Markets are opening shortly for the first time after S&P’s downgrading of U.S. debt. In about 24 hours a number of pundits will have mind numbingly obvious explanations of why the markets did what they did. An increase or decrease in the price of Treasuries, a rise or fall in equities, an increase in interest rates and a fall in equities or vice-versa will all be attributed to either the S&P downgrade, or the indifference of the markets to the S&P downgrade. None of this takes away from one fundamental issue – the S&P downgrade makes little sense. And in reaching this position I am willing to completely discount S&P’s credibility problems given their (and other rating agencies) past performance with mortgage backed securities.

A rating is simply an indicator of the probability of a borrower’s ability to repay their loan. Or as David Beers head of S&P’s government debt rating unit said in an interview on Sunday morning on Fox News in the U.S., “What ratings are meant to do is provide a meaningful indicator of credit risk.”
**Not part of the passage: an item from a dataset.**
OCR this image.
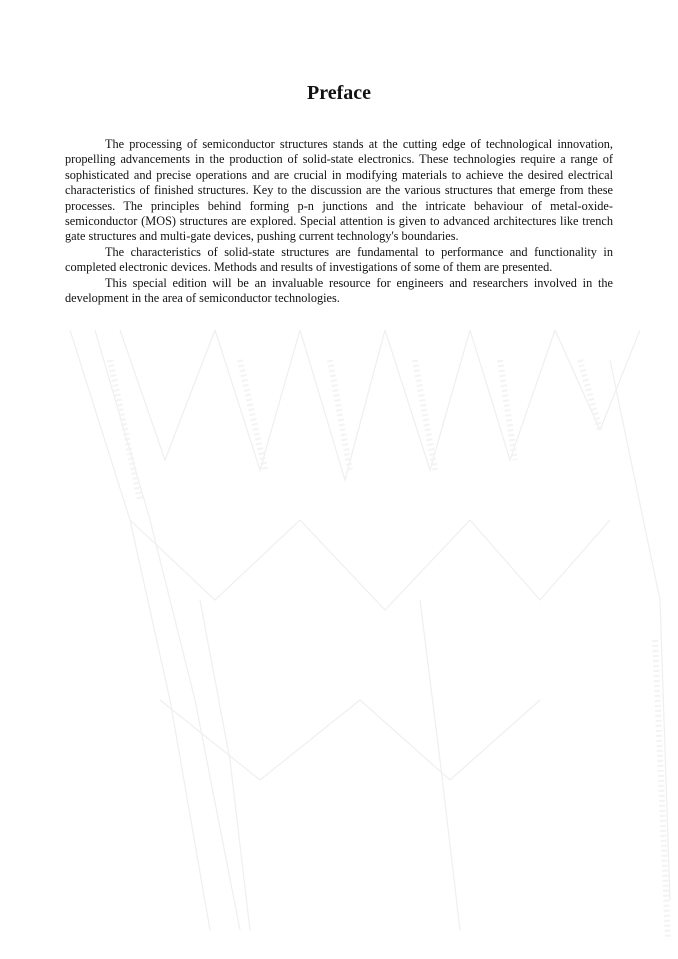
Preface

The processing of semiconductor structures stands at the cutting edge of technological innovation, propelling advancements in the production of solid-state electronics. These technologies require a range of sophisticated and precise operations and are crucial in modifying materials to achieve the desired electrical characteristics of finished structures. Key to the discussion are the various structures that emerge from these processes. The principles behind forming p-n junctions and the intricate behaviour of metal-oxide-semiconductor (MOS) structures are explored. Special attention is given to advanced architectures like trench gate structures and multi-gate devices, pushing current technology's boundaries.

The characteristics of solid-state structures are fundamental to performance and functionality in completed electronic devices. Methods and results of investigations of some of them are presented.

This special edition will be an invaluable resource for engineers and researchers involved in the development in the area of semiconductor technologies.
Does anybody seriously think the U.S. will default on its debt obligations? The recent political mess in Washington may make you say, “Maybe.”  But think about it for a second. In spite of a bunch of politically motivated, not so intelligent, partisan, ideologically driven bozos who cannot even be personable to each other running things in Washington, when push came to shove, when they had the opportunity to default, they didn’t. The last month in the U.S. simply shows us that even in terrible economic times, when the political system is quite broken, the U.S. will not default on its debt. So if you are thinking, “Maybe,” think again. The U.S. will not default on its debt. The past month has confirmed that view.

None of this is to suggest that governance in the U.S. is not badly broken and if things don’t get better soon then there is more trouble down the road. But that doesn’t change the fact that S&P is wrong about the U.S.’s credit worthiness. And that is true irrespective of what markets do shortly, and what the pundits say after that.